My free hand drives once into his side, and he absorbs it like weather. I buck hard and get nowhere useful. He is still heavier through the leverage, still more disciplined in the hold, still infuriatingly capable of overpowering me when he decides the lesson matters more than the fairness.

I lie there breathing hard, blood in my mouth, his face above me sharp with effort and all the anger neither of us knows how to bury properly.

“Done?” he asks.

“Fuck you.”

“Not an answer.”

“It’s the only one you deserve.”

That makes his jaw tighten, and for one absurd second, I feel eighteen again.

I laugh, but it comes out rough and wrecked and half feral.

Arseniy’s eyes narrow. “What’s funny?”

“That you’re still a controlling bastard.”

“And you’re still a reckless cunt.”

There’s comfort in the familiarity of it, which is disgusting and probably says something terrible about our upbringing.

I stop fighting because the hold is real, and if he wanted to break something, we’d be past this part already.

My chest rises hard under his weight, my face throbs where he caught me, and my right knuckles are definitely worse now.

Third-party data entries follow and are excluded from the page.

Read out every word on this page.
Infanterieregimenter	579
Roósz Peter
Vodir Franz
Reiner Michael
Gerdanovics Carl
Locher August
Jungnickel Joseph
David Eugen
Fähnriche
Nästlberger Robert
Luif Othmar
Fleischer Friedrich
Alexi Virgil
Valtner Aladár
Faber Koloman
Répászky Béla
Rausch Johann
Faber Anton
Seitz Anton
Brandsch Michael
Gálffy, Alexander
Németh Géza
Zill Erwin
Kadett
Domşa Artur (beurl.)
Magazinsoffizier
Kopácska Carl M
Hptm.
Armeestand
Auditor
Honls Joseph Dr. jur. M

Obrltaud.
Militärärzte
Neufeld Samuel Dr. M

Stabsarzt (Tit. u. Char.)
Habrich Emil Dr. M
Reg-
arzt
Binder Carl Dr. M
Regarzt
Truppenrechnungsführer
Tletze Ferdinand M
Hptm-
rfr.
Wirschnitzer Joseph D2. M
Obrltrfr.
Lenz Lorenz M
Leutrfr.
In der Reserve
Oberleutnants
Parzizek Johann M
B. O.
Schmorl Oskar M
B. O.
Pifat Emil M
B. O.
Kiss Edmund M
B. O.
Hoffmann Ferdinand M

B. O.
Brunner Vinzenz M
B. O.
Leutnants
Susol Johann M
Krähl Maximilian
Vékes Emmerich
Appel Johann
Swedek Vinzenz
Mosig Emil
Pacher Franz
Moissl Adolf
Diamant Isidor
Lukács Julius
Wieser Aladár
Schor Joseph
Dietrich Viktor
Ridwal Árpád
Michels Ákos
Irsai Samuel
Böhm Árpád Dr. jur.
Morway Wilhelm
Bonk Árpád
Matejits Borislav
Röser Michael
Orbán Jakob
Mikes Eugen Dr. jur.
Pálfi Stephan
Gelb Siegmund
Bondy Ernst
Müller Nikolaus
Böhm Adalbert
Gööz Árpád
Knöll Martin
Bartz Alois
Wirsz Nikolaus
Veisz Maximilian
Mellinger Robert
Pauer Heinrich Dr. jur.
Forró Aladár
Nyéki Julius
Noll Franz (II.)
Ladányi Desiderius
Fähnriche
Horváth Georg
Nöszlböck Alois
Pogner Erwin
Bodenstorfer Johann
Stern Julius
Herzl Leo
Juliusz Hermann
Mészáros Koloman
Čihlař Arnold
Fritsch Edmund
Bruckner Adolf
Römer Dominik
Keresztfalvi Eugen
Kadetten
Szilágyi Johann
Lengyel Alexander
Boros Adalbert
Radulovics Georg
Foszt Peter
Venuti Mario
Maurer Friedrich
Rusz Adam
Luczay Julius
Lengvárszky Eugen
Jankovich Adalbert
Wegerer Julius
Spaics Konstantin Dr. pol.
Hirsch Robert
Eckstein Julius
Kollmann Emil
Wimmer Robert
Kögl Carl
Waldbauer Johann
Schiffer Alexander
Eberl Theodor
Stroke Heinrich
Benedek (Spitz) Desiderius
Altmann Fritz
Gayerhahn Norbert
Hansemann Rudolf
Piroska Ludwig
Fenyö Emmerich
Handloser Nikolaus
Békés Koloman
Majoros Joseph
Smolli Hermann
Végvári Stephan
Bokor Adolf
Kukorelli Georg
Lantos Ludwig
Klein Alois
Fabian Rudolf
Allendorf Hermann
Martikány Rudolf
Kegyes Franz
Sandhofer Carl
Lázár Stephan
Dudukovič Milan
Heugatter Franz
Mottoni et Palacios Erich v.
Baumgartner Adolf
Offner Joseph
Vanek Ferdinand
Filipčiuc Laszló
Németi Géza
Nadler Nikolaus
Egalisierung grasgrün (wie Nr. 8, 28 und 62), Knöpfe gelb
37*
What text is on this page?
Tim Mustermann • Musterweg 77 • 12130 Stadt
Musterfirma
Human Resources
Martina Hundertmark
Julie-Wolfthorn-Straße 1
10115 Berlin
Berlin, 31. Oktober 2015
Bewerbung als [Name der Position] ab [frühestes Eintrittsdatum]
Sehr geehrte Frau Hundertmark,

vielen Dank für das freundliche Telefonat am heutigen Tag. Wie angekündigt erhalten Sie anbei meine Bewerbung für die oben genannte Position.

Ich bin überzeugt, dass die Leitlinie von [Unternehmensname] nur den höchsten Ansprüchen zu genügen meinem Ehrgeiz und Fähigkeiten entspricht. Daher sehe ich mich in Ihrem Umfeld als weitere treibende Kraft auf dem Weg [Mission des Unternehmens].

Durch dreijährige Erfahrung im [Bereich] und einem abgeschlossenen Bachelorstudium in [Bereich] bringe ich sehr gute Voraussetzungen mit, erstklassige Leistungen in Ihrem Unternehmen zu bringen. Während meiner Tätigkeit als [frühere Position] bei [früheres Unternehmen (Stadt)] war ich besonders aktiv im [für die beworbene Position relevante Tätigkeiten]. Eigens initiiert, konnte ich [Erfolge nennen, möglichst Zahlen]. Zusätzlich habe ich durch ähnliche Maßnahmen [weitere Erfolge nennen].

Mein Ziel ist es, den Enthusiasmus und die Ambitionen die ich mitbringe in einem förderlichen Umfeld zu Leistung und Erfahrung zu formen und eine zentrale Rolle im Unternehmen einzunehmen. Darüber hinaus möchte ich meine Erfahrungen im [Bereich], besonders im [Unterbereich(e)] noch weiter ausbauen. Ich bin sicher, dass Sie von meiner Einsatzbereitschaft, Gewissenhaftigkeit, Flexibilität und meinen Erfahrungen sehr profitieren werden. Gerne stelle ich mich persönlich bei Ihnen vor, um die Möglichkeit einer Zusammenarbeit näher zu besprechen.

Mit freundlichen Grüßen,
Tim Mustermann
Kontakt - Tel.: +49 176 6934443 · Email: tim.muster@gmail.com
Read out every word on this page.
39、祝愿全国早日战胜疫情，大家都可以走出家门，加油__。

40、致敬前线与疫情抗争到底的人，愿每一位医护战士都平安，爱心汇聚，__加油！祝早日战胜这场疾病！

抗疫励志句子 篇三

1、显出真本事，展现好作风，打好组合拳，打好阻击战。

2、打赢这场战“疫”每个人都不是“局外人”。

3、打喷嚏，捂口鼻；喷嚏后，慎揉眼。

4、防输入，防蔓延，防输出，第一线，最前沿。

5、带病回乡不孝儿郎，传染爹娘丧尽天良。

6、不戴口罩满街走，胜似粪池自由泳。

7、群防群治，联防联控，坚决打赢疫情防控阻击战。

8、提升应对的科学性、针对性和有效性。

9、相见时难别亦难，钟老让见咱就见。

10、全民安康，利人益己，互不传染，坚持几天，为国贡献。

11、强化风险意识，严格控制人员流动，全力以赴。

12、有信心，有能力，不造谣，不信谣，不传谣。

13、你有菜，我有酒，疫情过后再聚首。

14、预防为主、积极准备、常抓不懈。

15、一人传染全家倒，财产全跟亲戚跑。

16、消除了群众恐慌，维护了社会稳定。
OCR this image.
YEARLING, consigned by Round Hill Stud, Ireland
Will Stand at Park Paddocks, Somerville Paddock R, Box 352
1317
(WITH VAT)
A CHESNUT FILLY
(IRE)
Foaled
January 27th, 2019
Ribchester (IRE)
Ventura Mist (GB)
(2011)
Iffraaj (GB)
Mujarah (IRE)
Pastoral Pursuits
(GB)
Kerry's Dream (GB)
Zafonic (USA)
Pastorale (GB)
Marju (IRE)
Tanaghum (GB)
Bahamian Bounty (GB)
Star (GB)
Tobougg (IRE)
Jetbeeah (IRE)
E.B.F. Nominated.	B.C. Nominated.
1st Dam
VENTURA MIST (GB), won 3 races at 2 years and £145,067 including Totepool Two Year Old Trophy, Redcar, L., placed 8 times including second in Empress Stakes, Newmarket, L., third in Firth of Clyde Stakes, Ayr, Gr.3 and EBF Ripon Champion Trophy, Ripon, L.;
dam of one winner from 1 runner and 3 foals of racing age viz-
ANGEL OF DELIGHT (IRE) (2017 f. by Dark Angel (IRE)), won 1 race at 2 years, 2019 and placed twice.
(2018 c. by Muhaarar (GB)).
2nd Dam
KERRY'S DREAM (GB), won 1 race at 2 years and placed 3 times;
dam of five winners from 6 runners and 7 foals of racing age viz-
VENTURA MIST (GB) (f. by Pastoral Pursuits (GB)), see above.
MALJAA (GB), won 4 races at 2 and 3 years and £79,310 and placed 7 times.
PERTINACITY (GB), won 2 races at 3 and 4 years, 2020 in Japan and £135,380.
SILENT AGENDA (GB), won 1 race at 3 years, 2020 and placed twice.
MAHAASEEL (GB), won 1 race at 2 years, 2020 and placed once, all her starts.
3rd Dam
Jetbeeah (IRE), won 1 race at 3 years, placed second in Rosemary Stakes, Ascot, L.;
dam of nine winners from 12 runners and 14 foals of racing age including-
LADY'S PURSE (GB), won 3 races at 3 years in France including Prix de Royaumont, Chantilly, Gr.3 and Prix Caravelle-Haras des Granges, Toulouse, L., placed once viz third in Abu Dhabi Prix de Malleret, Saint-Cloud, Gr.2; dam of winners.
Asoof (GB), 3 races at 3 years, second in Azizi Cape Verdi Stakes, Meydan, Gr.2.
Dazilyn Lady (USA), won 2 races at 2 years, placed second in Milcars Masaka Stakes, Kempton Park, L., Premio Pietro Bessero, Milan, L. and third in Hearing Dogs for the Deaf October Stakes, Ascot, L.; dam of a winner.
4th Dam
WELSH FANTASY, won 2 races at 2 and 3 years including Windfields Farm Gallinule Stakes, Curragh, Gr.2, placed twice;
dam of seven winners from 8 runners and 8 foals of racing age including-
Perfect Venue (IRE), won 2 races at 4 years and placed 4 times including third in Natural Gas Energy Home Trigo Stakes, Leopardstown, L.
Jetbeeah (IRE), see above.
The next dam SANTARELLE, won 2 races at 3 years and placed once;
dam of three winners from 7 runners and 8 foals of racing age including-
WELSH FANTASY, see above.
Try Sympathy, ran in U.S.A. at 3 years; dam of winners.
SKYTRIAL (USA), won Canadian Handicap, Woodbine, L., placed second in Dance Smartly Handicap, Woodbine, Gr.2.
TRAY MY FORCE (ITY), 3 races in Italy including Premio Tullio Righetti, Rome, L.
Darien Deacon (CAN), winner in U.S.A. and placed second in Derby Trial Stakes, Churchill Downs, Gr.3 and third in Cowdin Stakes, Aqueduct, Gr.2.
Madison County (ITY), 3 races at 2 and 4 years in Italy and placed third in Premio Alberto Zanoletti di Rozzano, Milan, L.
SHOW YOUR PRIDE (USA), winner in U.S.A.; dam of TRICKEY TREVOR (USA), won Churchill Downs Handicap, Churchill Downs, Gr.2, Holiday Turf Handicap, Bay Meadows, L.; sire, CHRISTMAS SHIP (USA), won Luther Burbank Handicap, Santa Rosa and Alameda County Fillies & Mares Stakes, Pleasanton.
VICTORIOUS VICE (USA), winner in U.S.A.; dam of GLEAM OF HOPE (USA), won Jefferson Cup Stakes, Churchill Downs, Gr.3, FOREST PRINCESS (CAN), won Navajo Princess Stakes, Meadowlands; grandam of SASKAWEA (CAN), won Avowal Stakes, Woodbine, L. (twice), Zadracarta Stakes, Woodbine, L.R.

I look up at him and, for once, don’t bother coating the question with pride.

“Why are you here?”

Arseniy doesn’t answer immediately. I watch the question hit him, watch the fury in his face shift shape around something harder to name. He keeps me pinned, but the pressure at my throat eases by a fraction.

I ask again, voice lower this time. “Why the fuck are you here?”

His gaze searches mine like he’s looking for the version of me that left the monastery years ago with memory missing and blood still wet on half the truth. Whatever he finds there now keeps him quiet for another beat.

Then he says, “Because if your memories are back, then you need to hear something from me before the rest of them finish tearing you open.”

That knocks the breath out of me harder than the fight did.

He sees that, too, of course, he does. There was never much I could hide from him face-to-face; only time and distance ever made that possible.